Obviously the above headline is meant to stir emotional responses from readers, but could these stocks really be Wall Street's latest round of creative and misleading investment marketing? The rush to the web 2.0, cloud, and to digital delivery has become a mania in my opinion.
Don't just take it from me; a couple of days ago, it was announced on CNBC that over 50% of workers at Wall Street investment banks think Web 2.0 is a bubble (I can't find a source, but it was mentioned on CNBC TV this week). Contrast that sentiment with the analyst ratings on these securities and you get to the conclusion promised in the title of this article -- these stocks look to be mega-cap paid pumps to this author/trader. Academics believe that LinkedIn (NYSE:LNKD) shares are in a bubble as reported on June 2 on CNBC.
In fact, I am not alone in worrying about dot-bomb 2.0. Sequoia has even mentioned that the good times are not here to stay in the venture capital space. And I am not alone in thinking that many of these companies with no earnings and no book value are trading on pure hype typified in market bubbles.
Amazon (NASDAQ:AMZN) stock was overvalued for the last 30% of the recent move higher, and since then some major hurdles have been placed in front of the stock by state governments who want to levy sales taxes on this business. Investors seemed not to care about California's latest law change, which could force Amazon to pay the same 8% or so sales tax that brick and mortar retailers have to pay. This seems fair to me and I am more loyal to the state of California and its solvency than I am to the AMZN bubble. That said, in the short run anything can happen, as this stock trades for over 90X earnings and investors seem not to care at all about the price they pay for the stock. To most speculators here, any price is cheap as long as the stock "keeps going up."
LNKD shares caught a bid as analysts (the same ones who underwrote the IPO) recommended the stock to their clients and to Wall Street via analyst upgrades. We think this is a classic pump and dump move, but then again it seems that the SEC is asleep at the wheel. LNKD shares trade for over 1,100 times earnings. That's pretty much reason enough to go short the name here via short call options, but the stock's borrow rate makes a direct short position fairly expensive to hold.
Netflix (NASDAQ:NFLX) is the ultimate momentum stock that will likely unravel at some point in the near future. If you like musical chairs, you will love this stock. Netflix is overvalued at 85X earnings and with the recent price hikes, competition will finally be given some breathing room to play catch-up. Expect subscriber growth to slow rather dramatically as streaming is overrated, in my view. DVDs are still much more convenient than buying another set-top box and streaming movies of which a limited selection is available. Netflix is a good business, but may have bitten off more than it can chew by promoting the shift to internet movie watching, which is counter to the best interests of the movie studios who can sell a Blu-ray for $20 versus handing it over to Netflix to stream for mere pennies. I don't expect studios to hand out free money to Netflix shareholders for very much longer, and think the stock could blow up in the near and long term because NFLX's Starz deal ends in October.

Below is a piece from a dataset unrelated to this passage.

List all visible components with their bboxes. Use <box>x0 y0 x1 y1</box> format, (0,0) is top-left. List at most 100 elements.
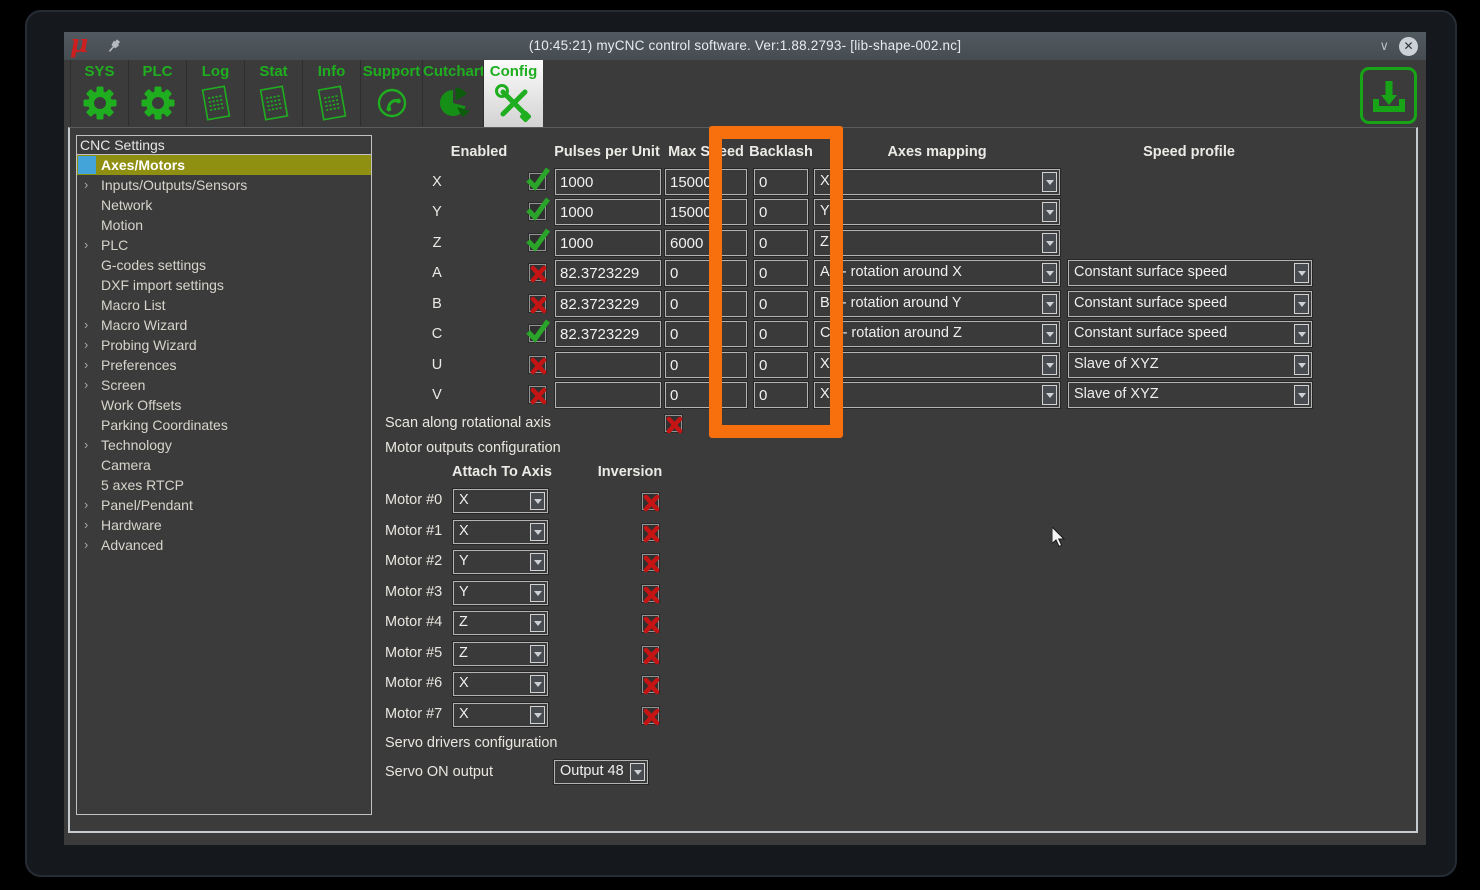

Salesforce.com (NYSE:CRM) is likely as overvalued as LNKD on earnings, as the company has been on an acquisition spree and the current PE is around 400X. If the business continues the recent trend of lower earnings Q over Q, I expect the stock to return to reality at some point in the very near future. Investors looking to play this thing from the short side should consider selling January $150 calls and buying the January $200 calls for a bear call spread.